Scores of right-to-work critics ranging from politicians to economists have cited lower per-capita incomes in right-to-work states as why the new law is not good for Michigan.

However, not factoring in cost-of-living exposes a flaw in that analysis, said Mackinac Center for Public Policy Fiscal Analyst James Hohman. Once that is considered, Hohman said the per-capita income is higher in right-to-work states than non-right-to-work states.

For example, Texas per-capita income was $37,098 but would have a purchasing power of $49,700 in the state of New York in 2007, according to Hohman’s analysis. New York’s per-capita income was $47,852.

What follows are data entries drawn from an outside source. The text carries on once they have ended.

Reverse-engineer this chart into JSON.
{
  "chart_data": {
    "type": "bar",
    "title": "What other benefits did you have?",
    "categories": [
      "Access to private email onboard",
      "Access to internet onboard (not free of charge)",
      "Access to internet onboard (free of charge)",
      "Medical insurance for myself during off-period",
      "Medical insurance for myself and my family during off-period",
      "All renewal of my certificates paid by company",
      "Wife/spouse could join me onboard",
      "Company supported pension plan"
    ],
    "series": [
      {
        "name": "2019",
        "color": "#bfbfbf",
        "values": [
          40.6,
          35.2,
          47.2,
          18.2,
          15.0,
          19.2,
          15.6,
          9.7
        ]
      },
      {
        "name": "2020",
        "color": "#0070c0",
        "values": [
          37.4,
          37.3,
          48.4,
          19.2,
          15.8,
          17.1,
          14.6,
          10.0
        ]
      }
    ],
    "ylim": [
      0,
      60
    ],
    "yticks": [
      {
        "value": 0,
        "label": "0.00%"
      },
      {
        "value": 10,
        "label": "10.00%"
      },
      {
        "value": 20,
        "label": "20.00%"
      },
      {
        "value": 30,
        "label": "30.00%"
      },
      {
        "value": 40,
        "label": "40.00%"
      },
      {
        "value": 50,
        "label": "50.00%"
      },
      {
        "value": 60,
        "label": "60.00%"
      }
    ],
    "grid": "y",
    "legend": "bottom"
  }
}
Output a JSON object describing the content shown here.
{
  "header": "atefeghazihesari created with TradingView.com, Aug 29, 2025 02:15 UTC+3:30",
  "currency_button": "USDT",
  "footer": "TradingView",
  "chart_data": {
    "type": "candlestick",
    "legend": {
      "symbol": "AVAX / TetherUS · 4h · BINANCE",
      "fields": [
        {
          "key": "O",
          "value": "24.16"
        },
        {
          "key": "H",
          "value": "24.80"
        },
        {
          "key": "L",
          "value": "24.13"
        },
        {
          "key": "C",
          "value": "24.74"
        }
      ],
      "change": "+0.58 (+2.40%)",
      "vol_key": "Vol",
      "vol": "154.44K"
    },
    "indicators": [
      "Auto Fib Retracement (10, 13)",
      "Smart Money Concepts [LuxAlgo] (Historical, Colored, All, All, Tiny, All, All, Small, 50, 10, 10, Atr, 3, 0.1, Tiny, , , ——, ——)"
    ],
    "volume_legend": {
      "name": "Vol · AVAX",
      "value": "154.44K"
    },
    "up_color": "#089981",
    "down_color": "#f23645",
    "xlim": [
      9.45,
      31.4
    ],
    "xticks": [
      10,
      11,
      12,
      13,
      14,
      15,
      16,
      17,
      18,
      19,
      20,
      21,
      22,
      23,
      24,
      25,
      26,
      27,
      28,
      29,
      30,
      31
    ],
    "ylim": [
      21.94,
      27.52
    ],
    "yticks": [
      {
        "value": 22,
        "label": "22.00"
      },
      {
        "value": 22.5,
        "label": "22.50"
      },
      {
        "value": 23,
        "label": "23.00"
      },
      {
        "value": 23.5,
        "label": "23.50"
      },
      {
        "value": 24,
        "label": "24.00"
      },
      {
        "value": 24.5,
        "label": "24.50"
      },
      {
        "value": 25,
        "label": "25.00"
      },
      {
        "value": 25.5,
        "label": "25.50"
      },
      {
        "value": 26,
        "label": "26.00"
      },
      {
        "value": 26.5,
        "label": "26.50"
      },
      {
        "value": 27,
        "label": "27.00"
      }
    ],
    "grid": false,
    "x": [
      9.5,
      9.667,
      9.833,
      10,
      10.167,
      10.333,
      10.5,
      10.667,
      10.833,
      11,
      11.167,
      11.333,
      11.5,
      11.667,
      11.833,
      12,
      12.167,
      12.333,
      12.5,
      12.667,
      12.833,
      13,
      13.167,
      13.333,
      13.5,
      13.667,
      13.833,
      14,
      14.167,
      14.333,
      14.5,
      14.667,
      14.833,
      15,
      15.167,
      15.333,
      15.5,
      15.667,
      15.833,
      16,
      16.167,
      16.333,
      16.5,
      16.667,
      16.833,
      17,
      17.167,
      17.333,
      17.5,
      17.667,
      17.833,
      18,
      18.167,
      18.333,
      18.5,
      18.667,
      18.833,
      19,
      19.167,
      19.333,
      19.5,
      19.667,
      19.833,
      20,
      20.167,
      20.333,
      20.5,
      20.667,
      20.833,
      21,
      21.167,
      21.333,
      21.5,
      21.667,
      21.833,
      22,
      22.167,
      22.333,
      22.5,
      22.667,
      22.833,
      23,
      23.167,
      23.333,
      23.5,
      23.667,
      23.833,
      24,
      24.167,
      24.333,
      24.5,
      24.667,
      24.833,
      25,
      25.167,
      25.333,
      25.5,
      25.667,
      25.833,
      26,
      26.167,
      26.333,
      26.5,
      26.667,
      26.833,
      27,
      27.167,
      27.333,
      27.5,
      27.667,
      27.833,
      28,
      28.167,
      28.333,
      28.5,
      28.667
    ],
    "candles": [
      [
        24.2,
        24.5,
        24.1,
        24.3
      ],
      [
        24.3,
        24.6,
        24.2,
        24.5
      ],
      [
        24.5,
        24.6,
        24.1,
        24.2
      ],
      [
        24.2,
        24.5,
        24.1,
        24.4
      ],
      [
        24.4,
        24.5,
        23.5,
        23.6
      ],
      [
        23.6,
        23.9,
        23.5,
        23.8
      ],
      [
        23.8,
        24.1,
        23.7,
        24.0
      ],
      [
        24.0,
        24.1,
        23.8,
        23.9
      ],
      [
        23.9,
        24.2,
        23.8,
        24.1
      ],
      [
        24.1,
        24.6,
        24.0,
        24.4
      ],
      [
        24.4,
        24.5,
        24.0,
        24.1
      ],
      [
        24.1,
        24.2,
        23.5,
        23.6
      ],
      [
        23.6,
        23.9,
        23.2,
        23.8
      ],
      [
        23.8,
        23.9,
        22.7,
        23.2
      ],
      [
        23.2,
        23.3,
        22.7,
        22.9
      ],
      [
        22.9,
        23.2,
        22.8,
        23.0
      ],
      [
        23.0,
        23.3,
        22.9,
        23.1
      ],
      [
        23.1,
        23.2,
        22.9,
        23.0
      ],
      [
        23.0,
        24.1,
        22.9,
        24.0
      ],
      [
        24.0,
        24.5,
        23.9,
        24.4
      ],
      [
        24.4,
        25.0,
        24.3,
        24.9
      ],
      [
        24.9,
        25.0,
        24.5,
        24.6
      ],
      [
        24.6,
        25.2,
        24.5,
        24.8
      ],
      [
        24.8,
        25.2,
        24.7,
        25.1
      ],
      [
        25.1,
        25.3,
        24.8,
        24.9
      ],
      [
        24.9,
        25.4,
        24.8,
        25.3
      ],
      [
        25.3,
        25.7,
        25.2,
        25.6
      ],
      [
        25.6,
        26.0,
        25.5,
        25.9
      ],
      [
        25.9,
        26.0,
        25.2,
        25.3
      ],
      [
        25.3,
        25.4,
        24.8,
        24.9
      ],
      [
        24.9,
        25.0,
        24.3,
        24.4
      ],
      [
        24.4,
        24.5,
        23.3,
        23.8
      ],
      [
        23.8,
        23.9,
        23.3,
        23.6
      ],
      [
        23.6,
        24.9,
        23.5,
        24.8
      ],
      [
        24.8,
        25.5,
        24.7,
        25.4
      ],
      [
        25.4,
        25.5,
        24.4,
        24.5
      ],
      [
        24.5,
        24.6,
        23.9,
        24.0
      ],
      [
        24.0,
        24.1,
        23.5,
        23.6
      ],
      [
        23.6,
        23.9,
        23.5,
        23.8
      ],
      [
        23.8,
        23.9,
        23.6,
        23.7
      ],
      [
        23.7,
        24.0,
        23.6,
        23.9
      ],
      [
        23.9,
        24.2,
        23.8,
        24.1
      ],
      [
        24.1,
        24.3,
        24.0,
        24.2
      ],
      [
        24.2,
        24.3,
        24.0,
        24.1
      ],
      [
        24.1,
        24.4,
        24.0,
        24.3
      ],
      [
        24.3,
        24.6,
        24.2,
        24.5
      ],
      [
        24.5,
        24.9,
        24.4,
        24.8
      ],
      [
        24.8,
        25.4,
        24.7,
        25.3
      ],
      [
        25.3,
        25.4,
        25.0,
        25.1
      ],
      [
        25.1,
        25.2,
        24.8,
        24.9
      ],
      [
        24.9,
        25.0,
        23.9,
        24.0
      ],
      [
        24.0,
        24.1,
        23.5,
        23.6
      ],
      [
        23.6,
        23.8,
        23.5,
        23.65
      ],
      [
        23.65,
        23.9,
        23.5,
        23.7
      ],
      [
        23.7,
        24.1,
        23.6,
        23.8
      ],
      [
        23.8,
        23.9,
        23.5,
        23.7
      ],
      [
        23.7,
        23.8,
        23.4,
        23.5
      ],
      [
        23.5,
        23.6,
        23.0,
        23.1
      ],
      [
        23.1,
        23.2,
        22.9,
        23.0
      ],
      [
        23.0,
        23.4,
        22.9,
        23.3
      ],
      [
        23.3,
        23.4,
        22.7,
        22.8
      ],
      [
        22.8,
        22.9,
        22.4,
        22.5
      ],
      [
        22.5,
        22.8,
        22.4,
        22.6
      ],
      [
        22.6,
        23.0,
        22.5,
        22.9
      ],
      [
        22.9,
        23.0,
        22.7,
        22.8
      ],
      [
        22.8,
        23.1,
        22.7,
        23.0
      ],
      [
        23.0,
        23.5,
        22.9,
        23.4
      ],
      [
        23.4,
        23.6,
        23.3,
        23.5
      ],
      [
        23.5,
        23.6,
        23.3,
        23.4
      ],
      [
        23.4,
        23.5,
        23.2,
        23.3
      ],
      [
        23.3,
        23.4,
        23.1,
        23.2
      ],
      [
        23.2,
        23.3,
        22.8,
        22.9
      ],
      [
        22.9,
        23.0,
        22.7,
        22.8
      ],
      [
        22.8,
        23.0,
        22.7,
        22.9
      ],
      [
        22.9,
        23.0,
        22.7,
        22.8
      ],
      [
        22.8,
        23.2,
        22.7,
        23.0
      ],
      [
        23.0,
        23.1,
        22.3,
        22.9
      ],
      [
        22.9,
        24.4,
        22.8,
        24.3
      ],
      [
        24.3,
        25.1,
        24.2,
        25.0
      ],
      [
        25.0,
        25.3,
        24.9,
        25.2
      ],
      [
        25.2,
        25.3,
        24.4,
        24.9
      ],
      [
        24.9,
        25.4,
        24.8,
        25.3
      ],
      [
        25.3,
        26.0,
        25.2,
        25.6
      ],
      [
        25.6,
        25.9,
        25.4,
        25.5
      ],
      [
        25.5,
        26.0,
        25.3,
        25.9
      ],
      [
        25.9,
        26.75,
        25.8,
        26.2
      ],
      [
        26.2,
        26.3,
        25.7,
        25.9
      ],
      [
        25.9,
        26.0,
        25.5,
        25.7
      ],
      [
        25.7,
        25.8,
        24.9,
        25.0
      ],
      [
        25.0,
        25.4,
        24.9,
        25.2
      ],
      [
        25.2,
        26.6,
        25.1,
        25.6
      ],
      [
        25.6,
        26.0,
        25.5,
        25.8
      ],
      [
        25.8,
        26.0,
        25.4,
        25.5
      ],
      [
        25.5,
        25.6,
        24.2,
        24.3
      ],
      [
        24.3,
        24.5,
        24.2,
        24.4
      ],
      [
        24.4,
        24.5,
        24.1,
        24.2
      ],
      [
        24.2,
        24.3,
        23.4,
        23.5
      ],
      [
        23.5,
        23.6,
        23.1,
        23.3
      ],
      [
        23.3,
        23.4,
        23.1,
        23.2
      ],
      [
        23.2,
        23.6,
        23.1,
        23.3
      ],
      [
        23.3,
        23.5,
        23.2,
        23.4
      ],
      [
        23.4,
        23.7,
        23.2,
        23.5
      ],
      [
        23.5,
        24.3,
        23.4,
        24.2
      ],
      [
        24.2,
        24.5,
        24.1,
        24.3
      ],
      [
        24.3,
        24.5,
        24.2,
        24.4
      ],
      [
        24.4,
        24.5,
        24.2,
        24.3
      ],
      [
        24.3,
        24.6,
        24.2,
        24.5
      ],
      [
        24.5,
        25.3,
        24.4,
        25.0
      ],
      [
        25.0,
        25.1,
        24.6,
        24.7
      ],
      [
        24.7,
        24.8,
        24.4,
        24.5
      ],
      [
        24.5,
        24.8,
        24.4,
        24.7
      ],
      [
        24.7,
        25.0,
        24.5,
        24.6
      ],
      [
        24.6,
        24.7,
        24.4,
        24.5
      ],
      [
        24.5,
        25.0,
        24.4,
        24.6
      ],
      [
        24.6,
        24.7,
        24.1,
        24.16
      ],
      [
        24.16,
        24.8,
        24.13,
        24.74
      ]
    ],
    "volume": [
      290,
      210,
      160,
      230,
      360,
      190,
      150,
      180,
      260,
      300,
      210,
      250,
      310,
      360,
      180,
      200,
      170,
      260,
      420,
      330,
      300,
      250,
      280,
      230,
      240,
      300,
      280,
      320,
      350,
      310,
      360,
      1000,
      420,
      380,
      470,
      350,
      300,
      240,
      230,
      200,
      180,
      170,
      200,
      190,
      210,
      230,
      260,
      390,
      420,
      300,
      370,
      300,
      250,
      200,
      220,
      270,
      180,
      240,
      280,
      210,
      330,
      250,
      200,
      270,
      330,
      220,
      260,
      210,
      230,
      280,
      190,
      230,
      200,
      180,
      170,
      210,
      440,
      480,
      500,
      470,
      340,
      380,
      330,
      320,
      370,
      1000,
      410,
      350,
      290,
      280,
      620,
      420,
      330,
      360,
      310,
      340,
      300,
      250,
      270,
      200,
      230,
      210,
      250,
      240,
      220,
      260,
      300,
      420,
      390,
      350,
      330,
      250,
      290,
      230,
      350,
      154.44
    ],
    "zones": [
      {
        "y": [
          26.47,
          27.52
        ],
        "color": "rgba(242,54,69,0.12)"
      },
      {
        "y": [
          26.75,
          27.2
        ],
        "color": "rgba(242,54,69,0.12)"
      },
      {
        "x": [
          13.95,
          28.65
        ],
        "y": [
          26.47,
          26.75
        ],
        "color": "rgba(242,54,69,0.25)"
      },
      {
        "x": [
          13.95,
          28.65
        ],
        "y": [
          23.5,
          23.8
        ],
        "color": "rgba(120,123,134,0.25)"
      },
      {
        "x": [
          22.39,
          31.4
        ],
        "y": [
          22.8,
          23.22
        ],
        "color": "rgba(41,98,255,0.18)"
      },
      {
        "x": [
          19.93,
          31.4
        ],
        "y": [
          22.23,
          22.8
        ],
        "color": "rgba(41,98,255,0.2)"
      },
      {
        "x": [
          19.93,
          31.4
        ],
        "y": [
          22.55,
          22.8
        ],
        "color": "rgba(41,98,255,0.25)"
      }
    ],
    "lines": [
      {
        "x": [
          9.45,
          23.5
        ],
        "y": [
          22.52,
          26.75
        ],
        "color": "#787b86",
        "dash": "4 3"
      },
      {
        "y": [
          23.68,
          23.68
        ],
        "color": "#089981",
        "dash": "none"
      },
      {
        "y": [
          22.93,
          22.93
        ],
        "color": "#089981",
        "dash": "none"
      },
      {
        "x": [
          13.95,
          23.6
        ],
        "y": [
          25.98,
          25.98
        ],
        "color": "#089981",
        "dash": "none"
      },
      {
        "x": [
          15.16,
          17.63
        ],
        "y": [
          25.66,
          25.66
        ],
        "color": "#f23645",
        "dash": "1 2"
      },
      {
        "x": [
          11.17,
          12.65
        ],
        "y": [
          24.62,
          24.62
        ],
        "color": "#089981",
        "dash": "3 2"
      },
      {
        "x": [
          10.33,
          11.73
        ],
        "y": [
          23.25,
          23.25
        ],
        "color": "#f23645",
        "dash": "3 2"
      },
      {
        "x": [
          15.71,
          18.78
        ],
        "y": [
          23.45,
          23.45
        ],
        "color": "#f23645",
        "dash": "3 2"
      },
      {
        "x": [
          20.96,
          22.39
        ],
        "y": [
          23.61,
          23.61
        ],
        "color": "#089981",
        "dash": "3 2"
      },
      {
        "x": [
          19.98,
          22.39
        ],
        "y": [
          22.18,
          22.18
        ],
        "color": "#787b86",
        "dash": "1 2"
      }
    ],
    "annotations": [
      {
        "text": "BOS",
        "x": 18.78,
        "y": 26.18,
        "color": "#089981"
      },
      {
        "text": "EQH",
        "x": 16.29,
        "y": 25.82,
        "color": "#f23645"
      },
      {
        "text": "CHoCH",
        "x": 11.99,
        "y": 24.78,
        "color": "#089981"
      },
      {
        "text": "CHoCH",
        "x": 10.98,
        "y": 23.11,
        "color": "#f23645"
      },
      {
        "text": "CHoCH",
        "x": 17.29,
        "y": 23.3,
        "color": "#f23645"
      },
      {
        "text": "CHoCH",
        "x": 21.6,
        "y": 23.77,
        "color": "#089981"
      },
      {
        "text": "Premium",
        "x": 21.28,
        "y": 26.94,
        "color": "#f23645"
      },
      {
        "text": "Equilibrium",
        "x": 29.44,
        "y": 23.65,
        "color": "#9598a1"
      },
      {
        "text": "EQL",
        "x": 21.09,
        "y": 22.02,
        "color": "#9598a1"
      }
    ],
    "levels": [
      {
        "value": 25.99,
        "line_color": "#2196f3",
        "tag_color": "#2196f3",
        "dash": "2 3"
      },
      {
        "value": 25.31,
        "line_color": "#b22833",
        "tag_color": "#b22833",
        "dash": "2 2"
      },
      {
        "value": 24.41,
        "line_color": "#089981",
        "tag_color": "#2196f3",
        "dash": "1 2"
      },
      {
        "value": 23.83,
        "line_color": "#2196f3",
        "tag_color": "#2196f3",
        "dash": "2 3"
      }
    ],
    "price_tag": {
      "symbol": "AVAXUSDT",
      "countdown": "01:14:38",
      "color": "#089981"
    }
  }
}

Hohman found that in terms of Michigan dollars in 2000, right-to-work states had 4.1 percent higher per-capita personal incomes than non-right-to-work states when factoring in cost of living. Michigan was considered a non-right-to-work state because the law was passed in late December 2012. Hohman said the right-work-states didn’t surpass non-right-to-work states until 2003.

“One of the most basic arguments repeated time and time again by right-to-work opposition is that Michigan is going to lose income by passing this law,” Hohman said. “That just isn’t the case. When you adjust for what a dollar can get you, the difference reverses itself.”

This makes sense. Obviously in states where labor costs more, the price of goods and services produced by that labor are going to cost more as well.

Which is an indictment of all the government schemes to drive up wages up to and including the minimum wage. Inflating the cost of labor doesn’t help. It just makes the cost of living more expensive while simultaneously making business harder.